Did modern ants evolve up from subterranean ancestors? Or did they diversify from above-ground species?

This straightforward question about ant history does not have a straightforward answer. If we look at early ant fossils, most sport the long limbs and large eyes typical of surface-dwelling species. Consider the Cretaceous ant Haidomyrmex:


Haidomyrmex scimitarus (via antweb.org)

If the fossils tell a tale of large-eyed, surface-dwelling ancestors spawning the modern ant fauna, genetic data from modern species give an apparently conflicting story. A recent paper by Andrea Lucky and others in PLOS ONE took the known habits of modern ants and triangulated back over an evolutionary tree to infer the ancestral state. The odds of a subterranean ancestor were more than 90%:

Modified from Figure 1 of Lucky et al 2014.


Which story do we believe?

Possibly, both. The existence of a conflict depends on how the extinct, large-eyed species are related to modern ants. Many of them are in the subfamily Sphecomyrminae, and their phylogenetic position is not known with certainty.
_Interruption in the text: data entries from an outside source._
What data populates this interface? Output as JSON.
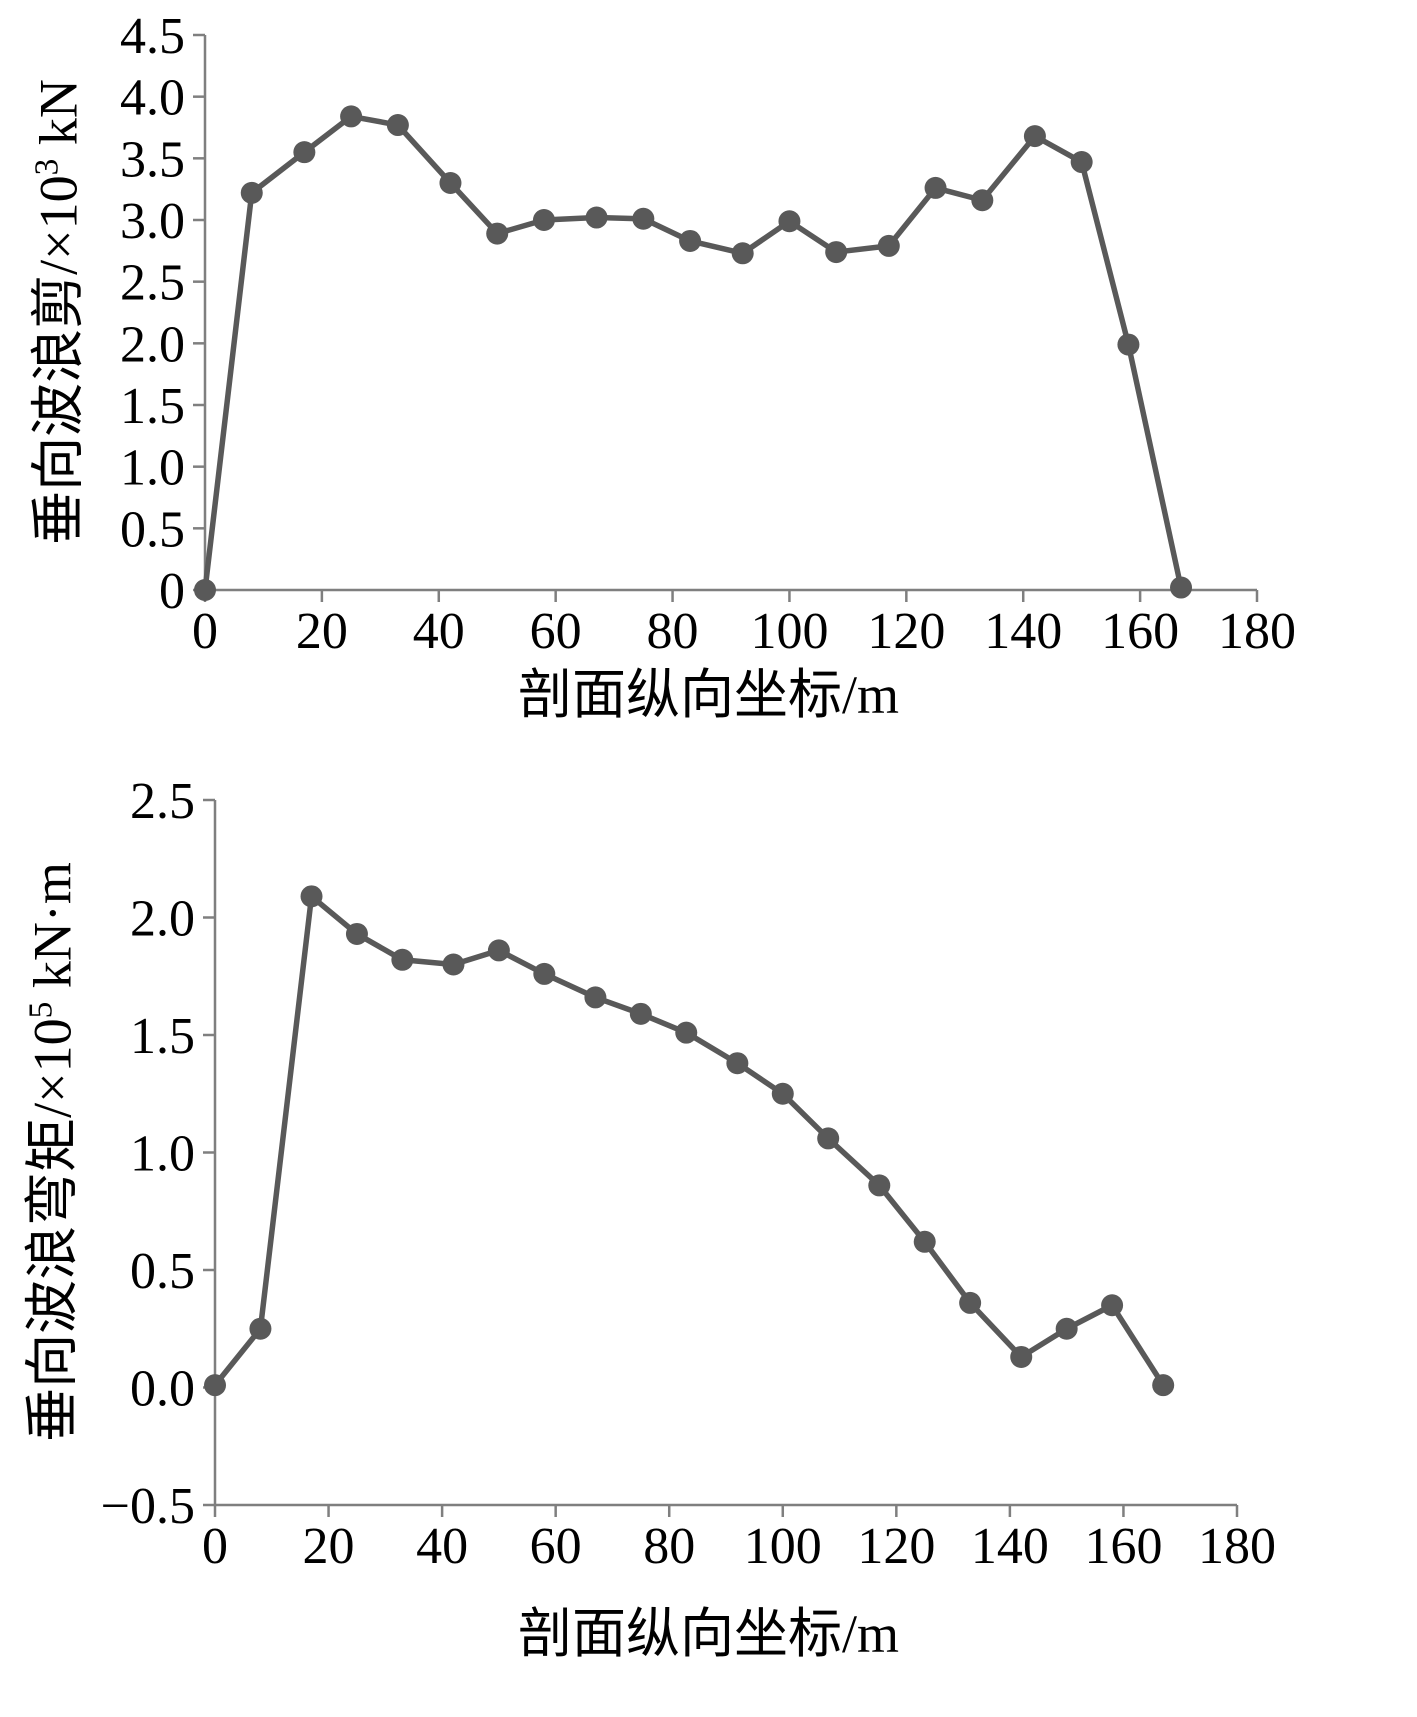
{
  "style": {
    "series_color": "#595959",
    "axis_color": "#7f7f7f",
    "text_color": "#000000",
    "marker_radius": 11,
    "line_width": 5.5,
    "axis_width": 2.5,
    "background": "#ffffff"
  },
  "chart_data": [
    {
      "id": "vertical-wave-shear",
      "type": "line",
      "title": "",
      "ylabel_pre": "垂向波浪剪/×10",
      "ylabel_sup": "3",
      "ylabel_post": " kN",
      "xlabel": "剖面纵向坐标/m",
      "xlim": [
        0,
        180
      ],
      "ylim": [
        0,
        4.5
      ],
      "grid": false,
      "legend": "none",
      "xtick_values": [
        0,
        20,
        40,
        60,
        80,
        100,
        120,
        140,
        160,
        180
      ],
      "xtick_labels": [
        "0",
        "20",
        "40",
        "60",
        "80",
        "100",
        "120",
        "140",
        "160",
        "180"
      ],
      "ytick_values": [
        0,
        0.5,
        1.0,
        1.5,
        2.0,
        2.5,
        3.0,
        3.5,
        4.0,
        4.5
      ],
      "ytick_labels": [
        "0",
        "0.5",
        "1.0",
        "1.5",
        "2.0",
        "2.5",
        "3.0",
        "3.5",
        "4.0",
        "4.5"
      ],
      "x": [
        0,
        8,
        17,
        25,
        33,
        42,
        50,
        58,
        67,
        75,
        83,
        92,
        100,
        108,
        117,
        125,
        133,
        142,
        150,
        158,
        167
      ],
      "y": [
        0,
        3.22,
        3.55,
        3.84,
        3.77,
        3.3,
        2.89,
        3.0,
        3.02,
        3.01,
        2.83,
        2.73,
        2.99,
        2.74,
        2.79,
        3.26,
        3.16,
        3.68,
        3.47,
        1.99,
        0.02
      ]
    },
    {
      "id": "vertical-wave-bending-moment",
      "type": "line",
      "title": "",
      "ylabel_pre": "垂向波浪弯矩/×10",
      "ylabel_sup": "5",
      "ylabel_post": " kN·m",
      "xlabel": "剖面纵向坐标/m",
      "xlim": [
        0,
        180
      ],
      "ylim": [
        -0.5,
        2.5
      ],
      "grid": false,
      "legend": "none",
      "xtick_values": [
        0,
        20,
        40,
        60,
        80,
        100,
        120,
        140,
        160,
        180
      ],
      "xtick_labels": [
        "0",
        "20",
        "40",
        "60",
        "80",
        "100",
        "120",
        "140",
        "160",
        "180"
      ],
      "ytick_values": [
        -0.5,
        0,
        0.5,
        1.0,
        1.5,
        2.0,
        2.5
      ],
      "ytick_labels": [
        "−0.5",
        "0.0",
        "0.5",
        "1.0",
        "1.5",
        "2.0",
        "2.5"
      ],
      "x": [
        0,
        8,
        17,
        25,
        33,
        42,
        50,
        58,
        67,
        75,
        83,
        92,
        100,
        108,
        117,
        125,
        133,
        142,
        150,
        158,
        167
      ],
      "y": [
        0.01,
        0.25,
        2.09,
        1.93,
        1.82,
        1.8,
        1.86,
        1.76,
        1.66,
        1.59,
        1.51,
        1.38,
        1.25,
        1.06,
        0.86,
        0.62,
        0.36,
        0.13,
        0.25,
        0.35,
        0.01
      ]
    }
  ]
}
If sphecomyrmines are merely another ant lineage contained within the other known ants, as beautifully illustrated in the below diagram that took  at least 2 minutes to sketch, then we indeed have a conflict.
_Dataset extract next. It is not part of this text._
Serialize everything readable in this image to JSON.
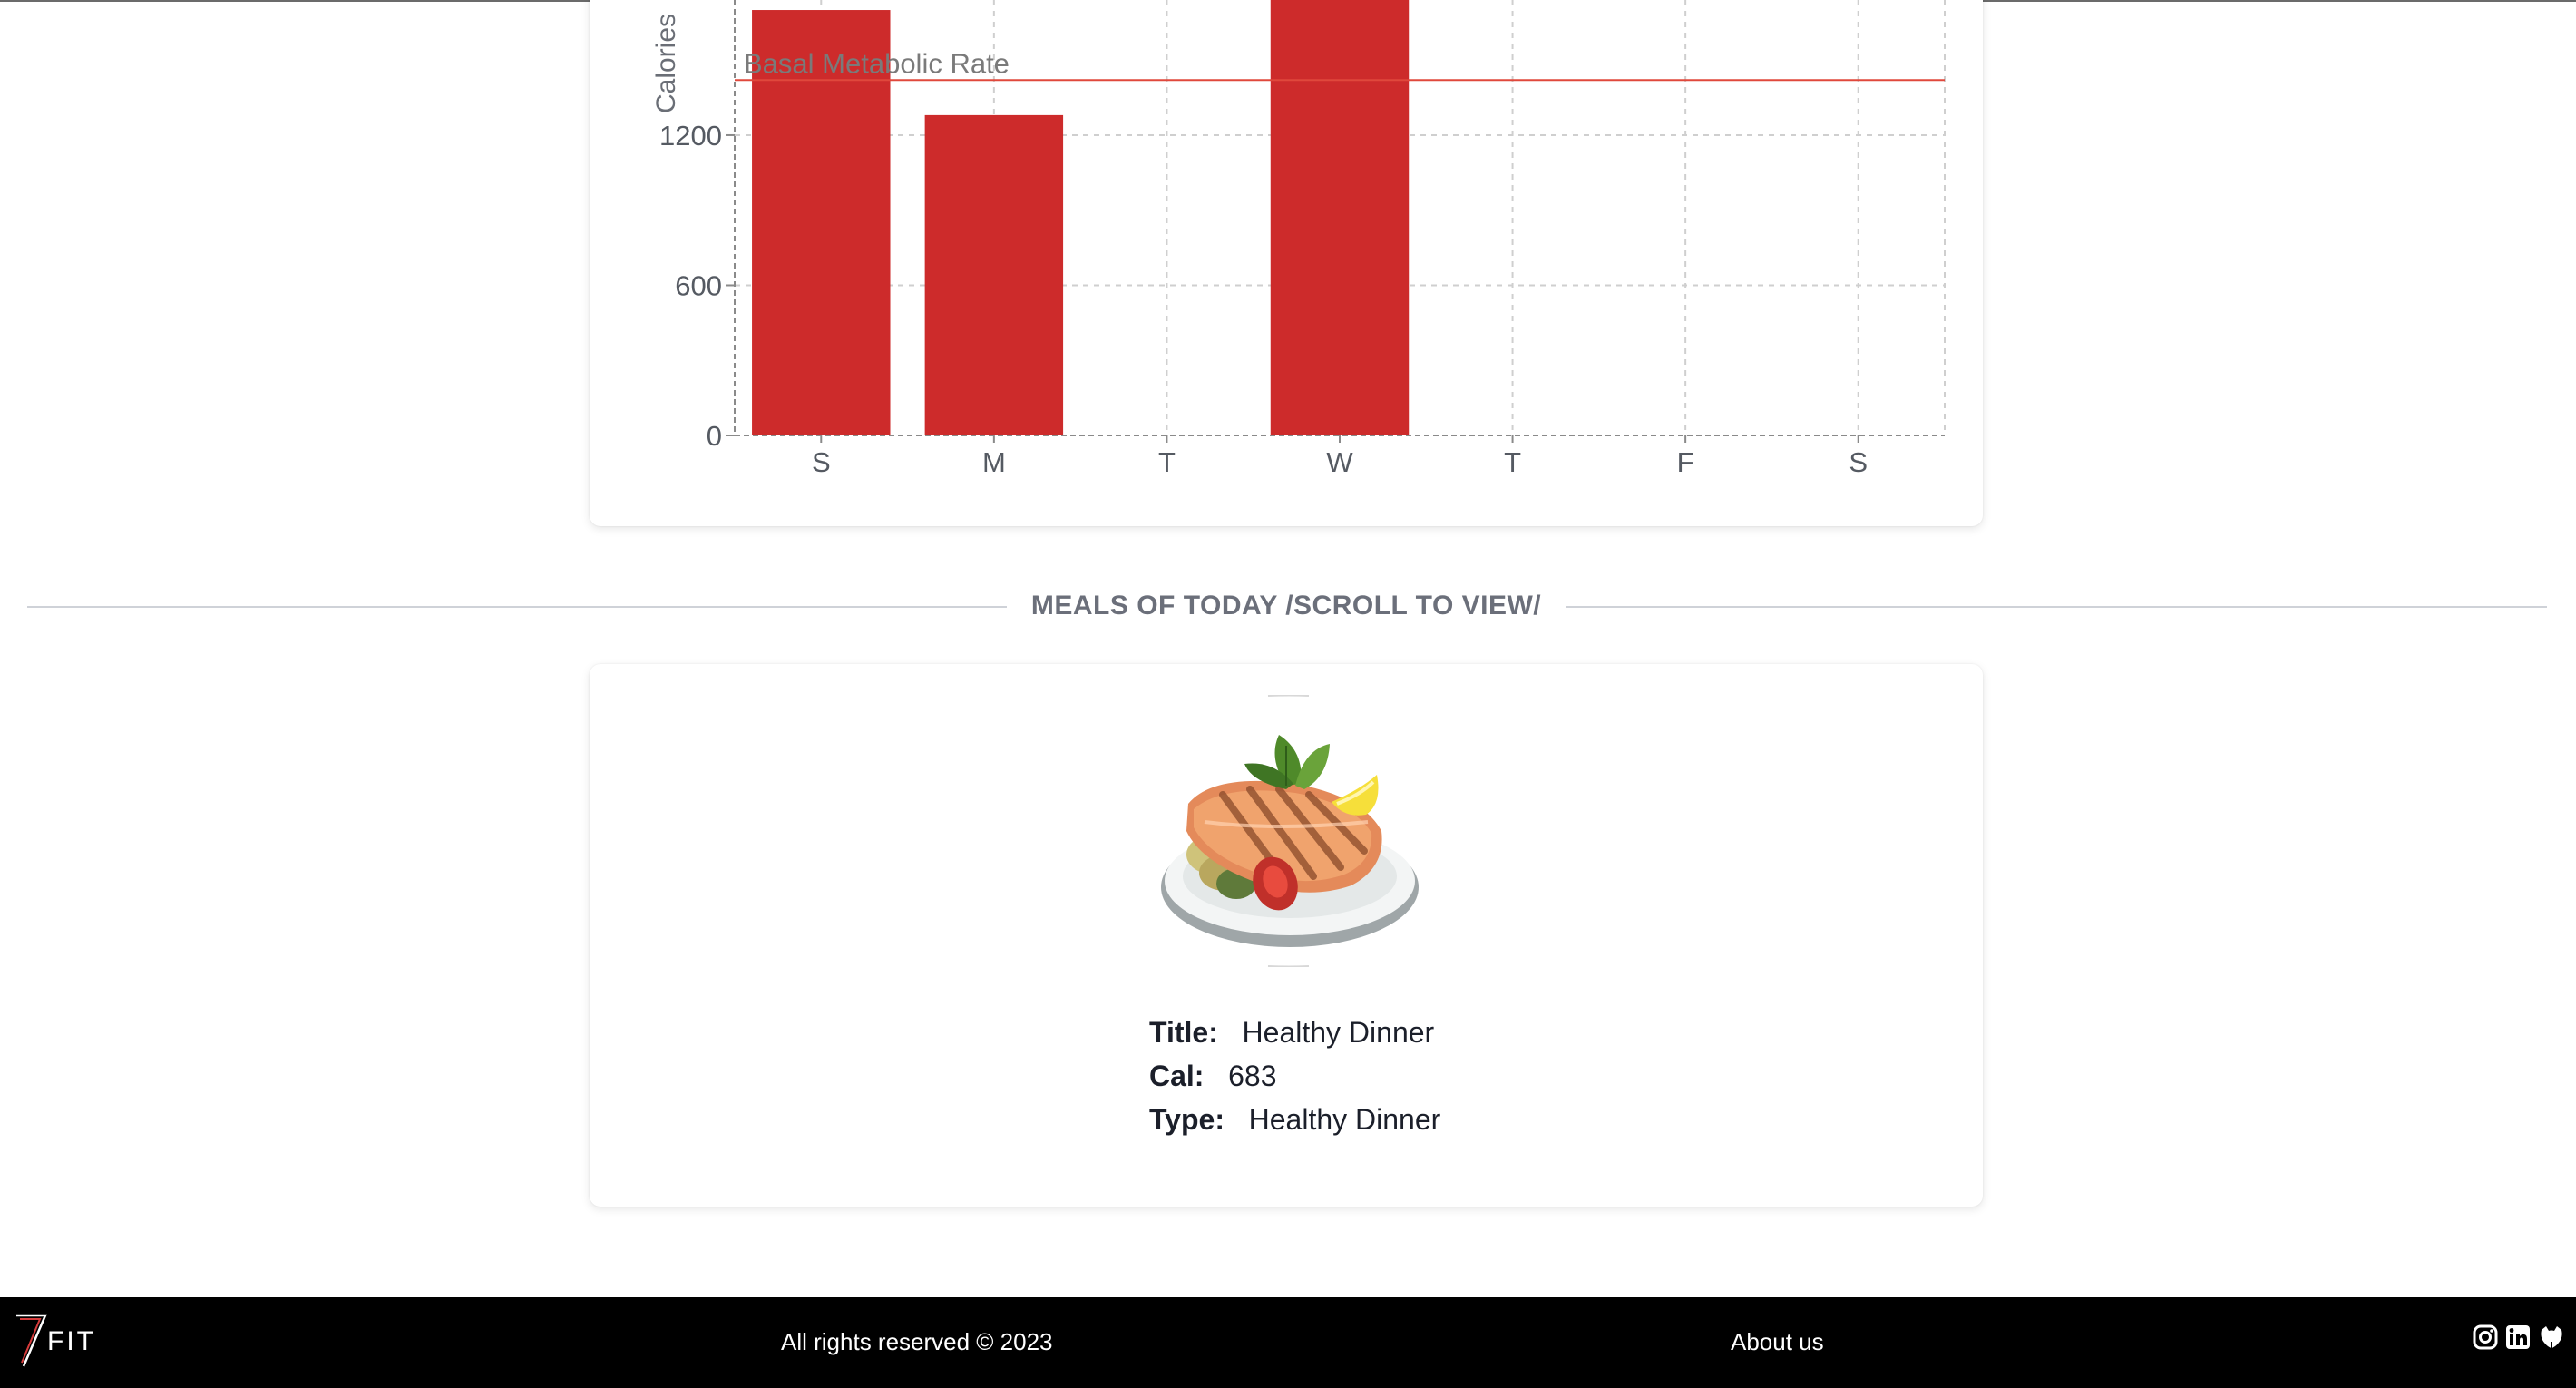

If, instead, sphecomyrmines are a separate lineage that diverged earlier in ant evolution, then there isn’t  a conflict at all. tree

In this latter scenario, one particular lineage went underground (where they were less likely to be preserved as amber fossils) and from there radiated into the ants we know and love today. Meanwhile, their sphecomyrmine sisters persisted, large-eyed and above ground, until extinction. It is entirely possible that the diversity and success of modern ants traces to modifications forced by this subterranean existence.

Finally, the underground result of Lucky et al depends on particular assumptions of how traits evolve. Specifically, that above- and below-ground species go extinct at similar rates. If subterranean ants tend, on average, to go extinct less often than their above-ground relatives, then many of the surviving members of older lineages will be subterranean and we might infer a subterranean ancestor as an artifact.


Leptanilla is an ancient lineage of blind subterranean ants.